When writing back the track, you could again just write the whole ringbuffer to the disk immediately. This meant that you didn't have to wait for the appropriate sector to appear under the head.
- Floppies are somewhat speed-sensitive. No floppy drive will spin at *exactly* 300 rpm. You'd have some amount of deviation from one drive to the next. So you won't need true cycle-accurate emulation of the whole floppy drive. Perhaps not even for the controller itself. As long as you're 'in the ballpark', things should work fine.
I mean the Kryoflux images are basically the times between magnetization changes. So you could make one thread simulate the rotating disk by just setting the currently visible magnetization to the head(s). With slightly more effort you can even implement a slow rotation start/stop as well as a slightly variable final speed and stepper times that are also a bit different each time. You can even change the sampled streams after one rotation as typically tracks are sampled five times.
In reality the exact timing is also not the same for each rotation. Even if you step to a track the head never lands at the same ideal position and this can change the magnetization timing as well.
On controller side you can read the magnetization the head 'sees' that the other thread generated with timing given by the image streams. I think this helps already greatly to get an accurate emulation. All the assumptions that there is already a certain disk structure present is a strong simplification. In reality you can image a paper disk or change the disk to another one while a program reads, which is btw used for automatic disk change detection also on PC by some programs.

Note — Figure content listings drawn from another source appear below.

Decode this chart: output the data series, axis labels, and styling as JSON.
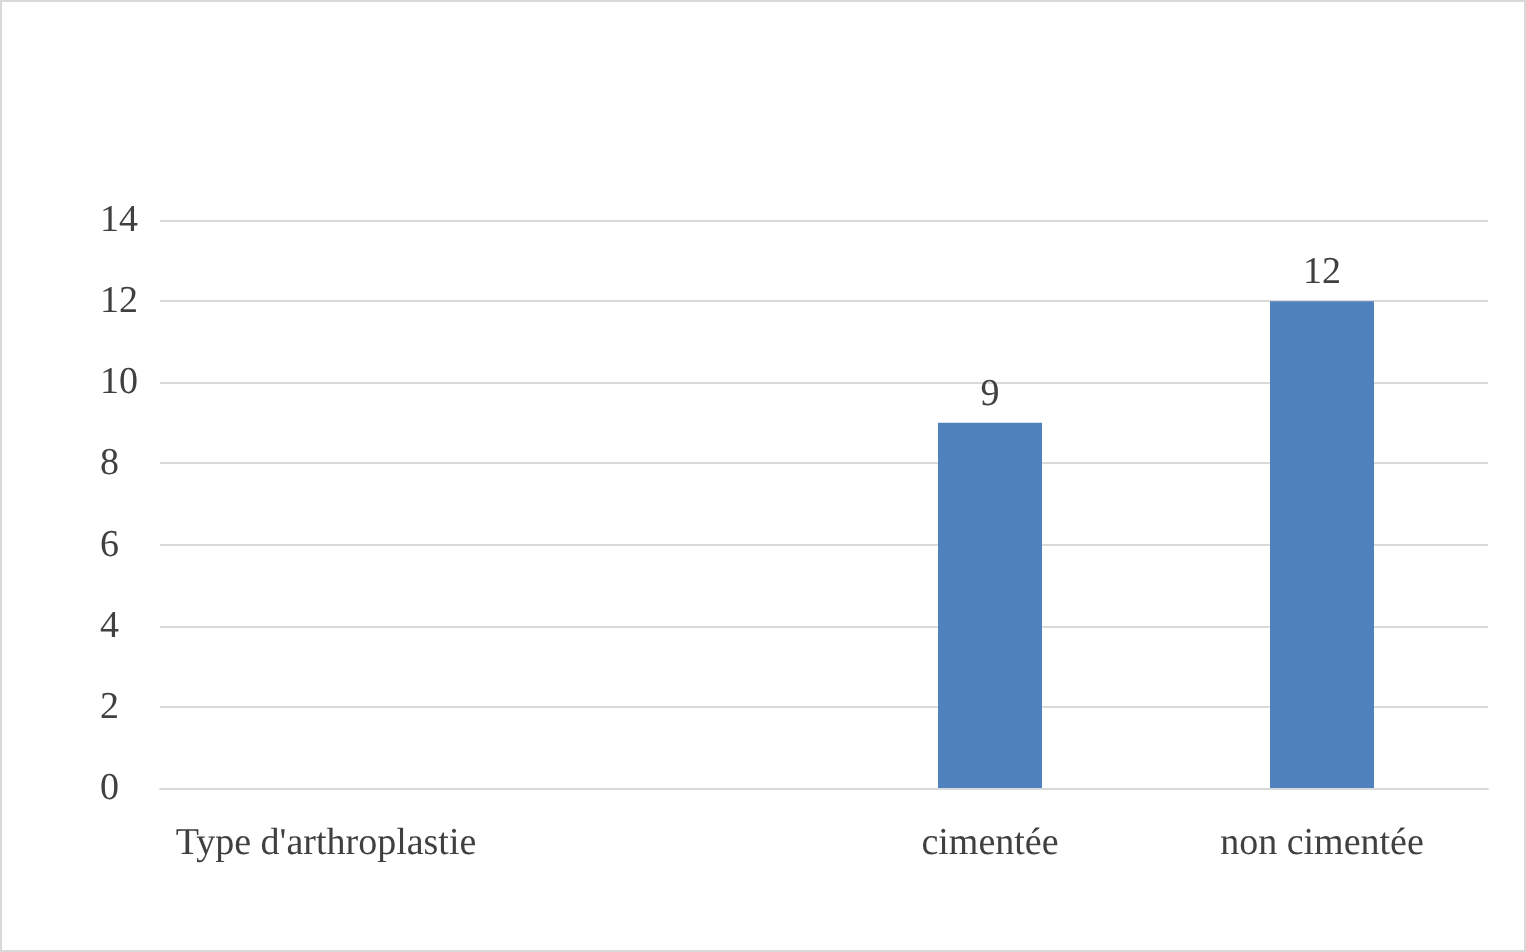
{
  "chart_data": {
    "type": "bar",
    "categories": [
      "Type d'arthroplastie",
      null,
      "cimentée",
      "non cimentée"
    ],
    "values": [
      null,
      null,
      9,
      12
    ],
    "color": "#4f81bd",
    "ylim": [
      0,
      14
    ],
    "yticks": [
      0,
      2,
      4,
      6,
      8,
      10,
      12,
      14
    ],
    "grid": "y",
    "data_labels": true
  }
}
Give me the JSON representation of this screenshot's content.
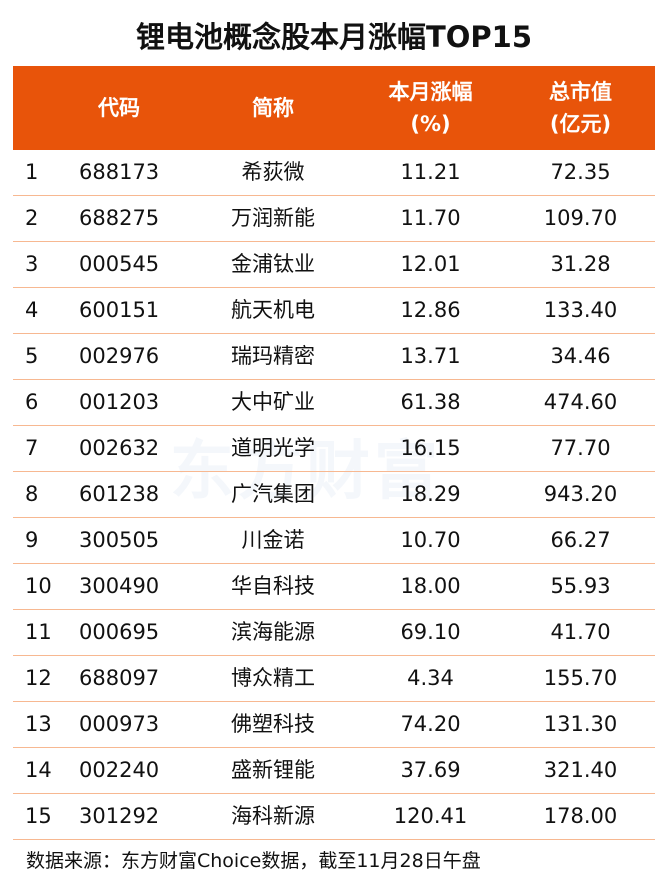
{
  "title": "锂电池概念股本月涨幅TOP15",
  "header": {
    "code": "代码",
    "name": "简称",
    "pct_line1": "本月涨幅",
    "pct_line2": "(%)",
    "cap_line1": "总市值",
    "cap_line2": "(亿元)"
  },
  "accent_color": "#E8540A",
  "rows": [
    {
      "rank": "1",
      "code": "688173",
      "name": "希荻微",
      "pct": "11.21",
      "cap": "72.35"
    },
    {
      "rank": "2",
      "code": "688275",
      "name": "万润新能",
      "pct": "11.70",
      "cap": "109.70"
    },
    {
      "rank": "3",
      "code": "000545",
      "name": "金浦钛业",
      "pct": "12.01",
      "cap": "31.28"
    },
    {
      "rank": "4",
      "code": "600151",
      "name": "航天机电",
      "pct": "12.86",
      "cap": "133.40"
    },
    {
      "rank": "5",
      "code": "002976",
      "name": "瑞玛精密",
      "pct": "13.71",
      "cap": "34.46"
    },
    {
      "rank": "6",
      "code": "001203",
      "name": "大中矿业",
      "pct": "61.38",
      "cap": "474.60"
    },
    {
      "rank": "7",
      "code": "002632",
      "name": "道明光学",
      "pct": "16.15",
      "cap": "77.70"
    },
    {
      "rank": "8",
      "code": "601238",
      "name": "广汽集团",
      "pct": "18.29",
      "cap": "943.20"
    },
    {
      "rank": "9",
      "code": "300505",
      "name": "川金诺",
      "pct": "10.70",
      "cap": "66.27"
    },
    {
      "rank": "10",
      "code": "300490",
      "name": "华自科技",
      "pct": "18.00",
      "cap": "55.93"
    },
    {
      "rank": "11",
      "code": "000695",
      "name": "滨海能源",
      "pct": "69.10",
      "cap": "41.70"
    },
    {
      "rank": "12",
      "code": "688097",
      "name": "博众精工",
      "pct": "4.34",
      "cap": "155.70"
    },
    {
      "rank": "13",
      "code": "000973",
      "name": "佛塑科技",
      "pct": "74.20",
      "cap": "131.30"
    },
    {
      "rank": "14",
      "code": "002240",
      "name": "盛新锂能",
      "pct": "37.69",
      "cap": "321.40"
    },
    {
      "rank": "15",
      "code": "301292",
      "name": "海科新源",
      "pct": "120.41",
      "cap": "178.00"
    }
  ],
  "footer": "数据来源：东方财富Choice数据，截至11月28日午盘",
  "watermark": "东方财富"
}
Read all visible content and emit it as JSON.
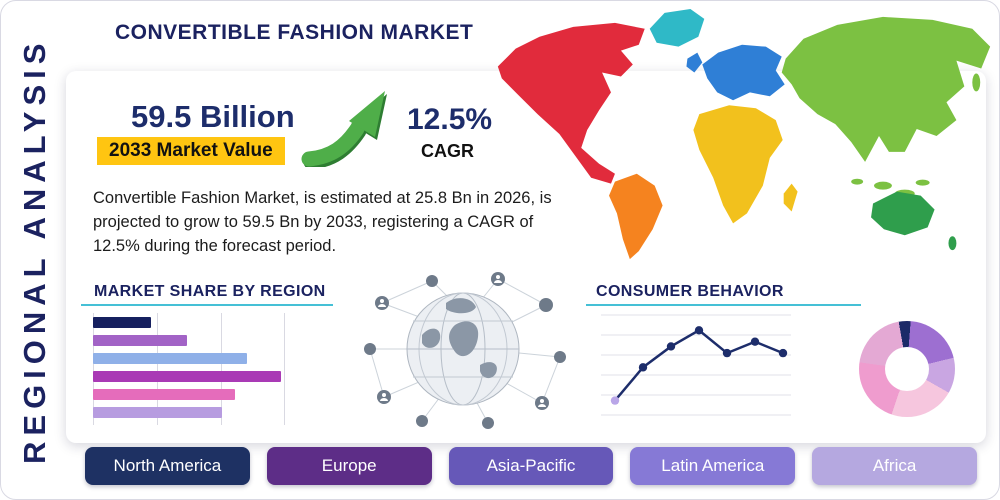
{
  "frame": {
    "side_label": "REGIONAL ANALYSIS",
    "title": "CONVERTIBLE FASHION MARKET"
  },
  "stats": {
    "value": "59.5 Billion",
    "value_caption": "2033 Market Value",
    "cagr": "12.5%",
    "cagr_caption": "CAGR",
    "description": "Convertible Fashion Market, is estimated at 25.8 Bn in 2026, is projected to grow to 59.5 Bn by 2033, registering a CAGR of 12.5% during the forecast period.",
    "highlight_color": "#ffc511",
    "arrow_color": "#4fae49"
  },
  "sections": {
    "market_share": "MARKET SHARE BY REGION",
    "consumer_behavior": "CONSUMER BEHAVIOR",
    "underline_color": "#45c0d6"
  },
  "region_buttons": [
    {
      "label": "North America",
      "color": "#1e3163"
    },
    {
      "label": "Europe",
      "color": "#5d2d87"
    },
    {
      "label": "Asia-Pacific",
      "color": "#6658b8"
    },
    {
      "label": "Latin America",
      "color": "#8679d6"
    },
    {
      "label": "Africa",
      "color": "#b5a8e0"
    }
  ],
  "chart_data": [
    {
      "type": "bar",
      "title": "MARKET SHARE BY REGION",
      "orientation": "horizontal",
      "values": [
        30,
        49,
        80,
        98,
        74,
        67
      ],
      "colors": [
        "#16205f",
        "#a263c6",
        "#8fb0e8",
        "#a93ab5",
        "#e56cbb",
        "#b79ce0"
      ],
      "xlim": [
        0,
        100
      ],
      "grid": true
    },
    {
      "type": "line",
      "title": "CONSUMER BEHAVIOR",
      "x": [
        1,
        2,
        3,
        4,
        5,
        6,
        7
      ],
      "values": [
        12,
        47,
        69,
        86,
        62,
        74,
        62
      ],
      "ylim": [
        0,
        100
      ],
      "color": "#1d2d6b",
      "first_marker_color": "#b9a6e8",
      "grid": true
    },
    {
      "type": "pie",
      "title": "Regional share donut",
      "donut": true,
      "start_deg": -10,
      "slices": [
        {
          "value": 4,
          "color": "#1b2a68"
        },
        {
          "value": 20,
          "color": "#9d6fd1"
        },
        {
          "value": 12,
          "color": "#c9a6e2"
        },
        {
          "value": 22,
          "color": "#f6c6de"
        },
        {
          "value": 22,
          "color": "#ef9cce"
        },
        {
          "value": 20,
          "color": "#e4a9d4"
        }
      ]
    }
  ],
  "map": {
    "colors": {
      "greenland": "#2fb9c7",
      "north_america": "#e12b3c",
      "south_america": "#f5831f",
      "europe": "#2f7fd6",
      "uk": "#2f7fd6",
      "africa": "#f2c11d",
      "madagascar": "#f2c11d",
      "asia": "#7cc142",
      "islands": "#7cc142",
      "japan": "#7cc142",
      "australia": "#2f9e4c",
      "new_zealand": "#2f9e4c"
    }
  }
}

The different disk images use 300 RPM as a default, except 1.2MB 5" floppy disk images, which use 360RPM. Although the read/write speeds aren't implemented yet(Only seek times for seek and recalibrate commands atm).
Strange enough: it seems to abort the transfer of data on the Generic Super PC/Turbo XT BIOS v2.6?
The log of booting MS-DOS from hard disk on XT emulation, then "dir a:", which fails with a not ready error.
It seems to start the DMA transfer, but it is either never transferred, or the transfer has a problem(there isn't the required message that the transfer has finished ("FLOPPY: Finished transfer of data (1 sectors)" to be exact). So could this mean a problem with DMA transfers?
Edit: It seems the DMA controller had a little problem with the last conversion to the new byte addressing replacement of bitfields. It was anding the mode control register with C0 and checking the resulting value against 4 and 8. This is, of course, supposed to be anding with C instead. Now DMA transfers function properly again, and the XT can read the floppy disk properly again:)
I've improved the floppy disk emulation a bit. It now should properly step to cylinder 0 using timed stepping during recalibrate, and to cylinder X during seek.